Species of flowering plant

Dillwynia prostrata, commonly known as matted parrot-pea, is a species of flowering plant in the family Fabaceae and is endemic to south-eastern continental Australia. It is a prostrate shrub with hairy stems, linear to narrow oblong or spatula-shaped leaves and yellow and dark red flowers.

==Description==
Dillwynia prostrata is a prostrate shrub that forms roots along the stems and has hairy stems. The leaves are linear to narrow oblong or spatula-shaped, 2–5 mm long and about 0.5 mm wide.
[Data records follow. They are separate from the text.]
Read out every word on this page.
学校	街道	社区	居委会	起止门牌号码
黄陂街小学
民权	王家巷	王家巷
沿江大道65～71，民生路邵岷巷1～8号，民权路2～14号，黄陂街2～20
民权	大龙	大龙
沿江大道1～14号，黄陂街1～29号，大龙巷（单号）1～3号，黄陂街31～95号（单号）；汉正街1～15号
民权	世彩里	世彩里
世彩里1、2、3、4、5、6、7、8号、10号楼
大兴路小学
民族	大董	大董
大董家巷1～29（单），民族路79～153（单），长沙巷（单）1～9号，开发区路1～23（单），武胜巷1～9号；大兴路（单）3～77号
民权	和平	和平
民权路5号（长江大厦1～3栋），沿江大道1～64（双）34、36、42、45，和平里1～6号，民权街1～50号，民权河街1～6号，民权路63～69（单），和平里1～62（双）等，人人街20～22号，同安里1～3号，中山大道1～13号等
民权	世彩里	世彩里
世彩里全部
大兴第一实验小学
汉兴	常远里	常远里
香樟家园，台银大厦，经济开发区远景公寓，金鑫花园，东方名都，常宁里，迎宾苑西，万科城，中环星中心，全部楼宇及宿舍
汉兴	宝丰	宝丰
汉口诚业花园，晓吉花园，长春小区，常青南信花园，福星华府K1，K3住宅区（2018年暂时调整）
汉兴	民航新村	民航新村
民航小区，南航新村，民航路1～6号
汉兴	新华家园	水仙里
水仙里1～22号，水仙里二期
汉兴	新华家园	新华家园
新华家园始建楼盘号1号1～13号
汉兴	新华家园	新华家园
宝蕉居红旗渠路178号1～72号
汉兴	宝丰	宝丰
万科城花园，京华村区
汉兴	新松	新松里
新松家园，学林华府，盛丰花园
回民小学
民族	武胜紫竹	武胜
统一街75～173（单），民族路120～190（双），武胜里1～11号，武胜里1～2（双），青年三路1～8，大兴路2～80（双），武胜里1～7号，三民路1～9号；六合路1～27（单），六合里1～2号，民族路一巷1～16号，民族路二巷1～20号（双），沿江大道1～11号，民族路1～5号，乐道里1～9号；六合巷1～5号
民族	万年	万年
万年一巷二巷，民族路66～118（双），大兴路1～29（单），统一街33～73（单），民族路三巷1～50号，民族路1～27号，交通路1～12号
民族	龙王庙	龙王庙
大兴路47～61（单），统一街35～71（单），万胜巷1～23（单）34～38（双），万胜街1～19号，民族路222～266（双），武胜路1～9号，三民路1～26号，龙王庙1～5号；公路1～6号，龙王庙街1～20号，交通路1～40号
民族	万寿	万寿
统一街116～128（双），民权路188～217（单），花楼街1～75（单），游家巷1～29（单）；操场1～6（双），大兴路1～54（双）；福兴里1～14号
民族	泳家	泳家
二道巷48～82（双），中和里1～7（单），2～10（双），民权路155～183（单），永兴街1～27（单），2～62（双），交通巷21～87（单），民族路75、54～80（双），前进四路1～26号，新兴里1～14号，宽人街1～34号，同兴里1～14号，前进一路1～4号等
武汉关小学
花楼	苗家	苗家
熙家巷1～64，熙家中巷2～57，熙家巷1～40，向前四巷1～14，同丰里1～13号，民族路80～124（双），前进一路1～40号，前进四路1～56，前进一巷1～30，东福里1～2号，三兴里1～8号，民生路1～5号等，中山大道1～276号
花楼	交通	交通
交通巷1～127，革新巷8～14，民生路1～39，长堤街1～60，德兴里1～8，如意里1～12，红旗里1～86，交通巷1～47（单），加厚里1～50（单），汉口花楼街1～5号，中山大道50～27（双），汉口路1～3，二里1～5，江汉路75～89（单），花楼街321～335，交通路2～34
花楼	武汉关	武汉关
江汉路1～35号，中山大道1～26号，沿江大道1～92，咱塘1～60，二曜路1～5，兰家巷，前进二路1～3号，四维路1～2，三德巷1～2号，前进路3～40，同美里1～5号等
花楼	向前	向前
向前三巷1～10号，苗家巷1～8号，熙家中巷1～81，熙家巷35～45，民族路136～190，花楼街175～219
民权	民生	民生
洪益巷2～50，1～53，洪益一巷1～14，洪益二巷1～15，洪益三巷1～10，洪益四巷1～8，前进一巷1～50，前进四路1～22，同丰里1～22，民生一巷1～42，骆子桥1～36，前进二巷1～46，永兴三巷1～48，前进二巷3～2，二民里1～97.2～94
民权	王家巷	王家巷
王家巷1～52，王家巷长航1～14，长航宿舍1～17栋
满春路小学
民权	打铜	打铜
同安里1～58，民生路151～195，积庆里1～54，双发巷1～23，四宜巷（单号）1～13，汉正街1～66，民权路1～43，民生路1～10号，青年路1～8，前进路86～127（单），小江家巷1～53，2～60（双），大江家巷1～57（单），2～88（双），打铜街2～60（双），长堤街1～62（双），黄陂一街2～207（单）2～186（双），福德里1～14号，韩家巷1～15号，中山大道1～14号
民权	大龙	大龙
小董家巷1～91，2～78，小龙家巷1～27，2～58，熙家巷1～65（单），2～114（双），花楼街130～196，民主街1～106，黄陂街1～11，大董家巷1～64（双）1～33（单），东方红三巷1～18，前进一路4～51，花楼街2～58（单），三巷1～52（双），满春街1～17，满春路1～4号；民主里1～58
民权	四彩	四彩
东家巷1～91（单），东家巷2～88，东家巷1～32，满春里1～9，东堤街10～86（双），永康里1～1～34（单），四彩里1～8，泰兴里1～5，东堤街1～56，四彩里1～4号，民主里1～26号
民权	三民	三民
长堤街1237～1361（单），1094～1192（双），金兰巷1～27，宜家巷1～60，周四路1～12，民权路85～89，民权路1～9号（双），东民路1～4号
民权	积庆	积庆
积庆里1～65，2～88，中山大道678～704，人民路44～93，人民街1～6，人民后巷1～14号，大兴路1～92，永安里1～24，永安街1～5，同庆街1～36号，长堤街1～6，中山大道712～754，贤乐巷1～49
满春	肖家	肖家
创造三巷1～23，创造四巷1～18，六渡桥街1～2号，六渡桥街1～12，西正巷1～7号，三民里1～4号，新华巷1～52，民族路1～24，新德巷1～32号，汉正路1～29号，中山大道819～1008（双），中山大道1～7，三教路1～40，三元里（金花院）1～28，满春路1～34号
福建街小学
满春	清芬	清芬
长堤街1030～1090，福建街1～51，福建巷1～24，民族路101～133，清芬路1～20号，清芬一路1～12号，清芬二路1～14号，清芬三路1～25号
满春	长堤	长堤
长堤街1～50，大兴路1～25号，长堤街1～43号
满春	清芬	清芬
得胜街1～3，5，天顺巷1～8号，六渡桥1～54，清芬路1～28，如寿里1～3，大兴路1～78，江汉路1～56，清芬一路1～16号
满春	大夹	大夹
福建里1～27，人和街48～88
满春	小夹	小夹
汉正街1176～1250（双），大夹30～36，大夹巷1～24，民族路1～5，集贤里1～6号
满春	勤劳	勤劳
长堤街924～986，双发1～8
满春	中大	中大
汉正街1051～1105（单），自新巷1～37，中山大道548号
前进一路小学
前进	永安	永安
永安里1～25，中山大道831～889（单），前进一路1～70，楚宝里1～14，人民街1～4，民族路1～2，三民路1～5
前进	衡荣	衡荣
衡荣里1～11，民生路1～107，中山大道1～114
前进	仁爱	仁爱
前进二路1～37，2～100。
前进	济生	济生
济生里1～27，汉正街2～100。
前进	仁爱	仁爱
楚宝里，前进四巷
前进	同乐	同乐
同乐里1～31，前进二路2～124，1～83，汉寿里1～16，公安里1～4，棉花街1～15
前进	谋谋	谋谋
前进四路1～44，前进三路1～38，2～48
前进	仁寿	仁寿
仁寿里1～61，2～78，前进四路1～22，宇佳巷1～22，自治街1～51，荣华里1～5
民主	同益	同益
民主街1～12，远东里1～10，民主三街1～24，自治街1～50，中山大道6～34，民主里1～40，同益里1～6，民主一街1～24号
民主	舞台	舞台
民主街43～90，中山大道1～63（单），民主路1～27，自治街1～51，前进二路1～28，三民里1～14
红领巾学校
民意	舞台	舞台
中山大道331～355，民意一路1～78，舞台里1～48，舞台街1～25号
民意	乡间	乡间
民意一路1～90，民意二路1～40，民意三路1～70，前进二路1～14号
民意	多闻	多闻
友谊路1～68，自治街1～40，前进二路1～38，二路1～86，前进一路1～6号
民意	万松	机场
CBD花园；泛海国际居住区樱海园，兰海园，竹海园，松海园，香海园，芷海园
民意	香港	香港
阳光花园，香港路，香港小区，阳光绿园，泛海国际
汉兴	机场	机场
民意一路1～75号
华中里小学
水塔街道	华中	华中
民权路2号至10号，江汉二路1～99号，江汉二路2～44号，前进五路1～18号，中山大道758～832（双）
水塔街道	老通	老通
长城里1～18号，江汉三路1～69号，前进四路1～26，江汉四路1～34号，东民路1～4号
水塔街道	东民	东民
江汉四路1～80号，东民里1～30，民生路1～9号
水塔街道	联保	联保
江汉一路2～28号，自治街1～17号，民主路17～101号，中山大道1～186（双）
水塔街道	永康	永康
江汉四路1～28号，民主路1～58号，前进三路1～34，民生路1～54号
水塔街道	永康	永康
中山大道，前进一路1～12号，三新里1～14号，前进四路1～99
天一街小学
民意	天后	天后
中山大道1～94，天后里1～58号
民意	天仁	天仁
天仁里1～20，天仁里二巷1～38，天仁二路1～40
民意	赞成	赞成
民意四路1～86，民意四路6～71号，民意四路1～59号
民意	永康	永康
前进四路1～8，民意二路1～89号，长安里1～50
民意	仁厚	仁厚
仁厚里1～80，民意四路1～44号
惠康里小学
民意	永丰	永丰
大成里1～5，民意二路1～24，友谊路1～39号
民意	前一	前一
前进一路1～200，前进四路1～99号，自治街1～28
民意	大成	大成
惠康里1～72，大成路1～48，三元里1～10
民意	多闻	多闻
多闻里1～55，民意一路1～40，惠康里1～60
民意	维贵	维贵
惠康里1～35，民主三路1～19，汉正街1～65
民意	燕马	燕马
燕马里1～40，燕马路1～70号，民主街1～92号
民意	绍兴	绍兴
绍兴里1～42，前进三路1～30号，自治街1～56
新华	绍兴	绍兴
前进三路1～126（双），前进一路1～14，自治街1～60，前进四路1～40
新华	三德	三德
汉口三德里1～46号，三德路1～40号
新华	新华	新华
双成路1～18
The flowers are arranged on the ends of branchlets and in leaf axils near the ends of branchlets, singly or in groups of up to four, each flower on a pedicel 1–3 mm long. The sepals are 4–5 mm long, the standard petal 7–10 mm long and yellow with red veins near the base. The wings are oblong to egg-shaped, shorter than the standard, and the keel is the shortest and dark red. Flowering occurs from October to December and the fruit is an oval pod 4–6 mm long and 3–4 mm wide.

==Taxonomy and naming==
Dillwynia prostrata was first formally described in 1939 by William Blakely in The Australian Naturalist. The specific epithet (prostrata) means 'prostrate' or 'lying along the ground'.

==Distribution and habitat==
Matted parrot-pea grows in heath and woodland on the Southern Tablelands south from Braidwood in New South Wales and in East Gippsland in the far north east of Victoria.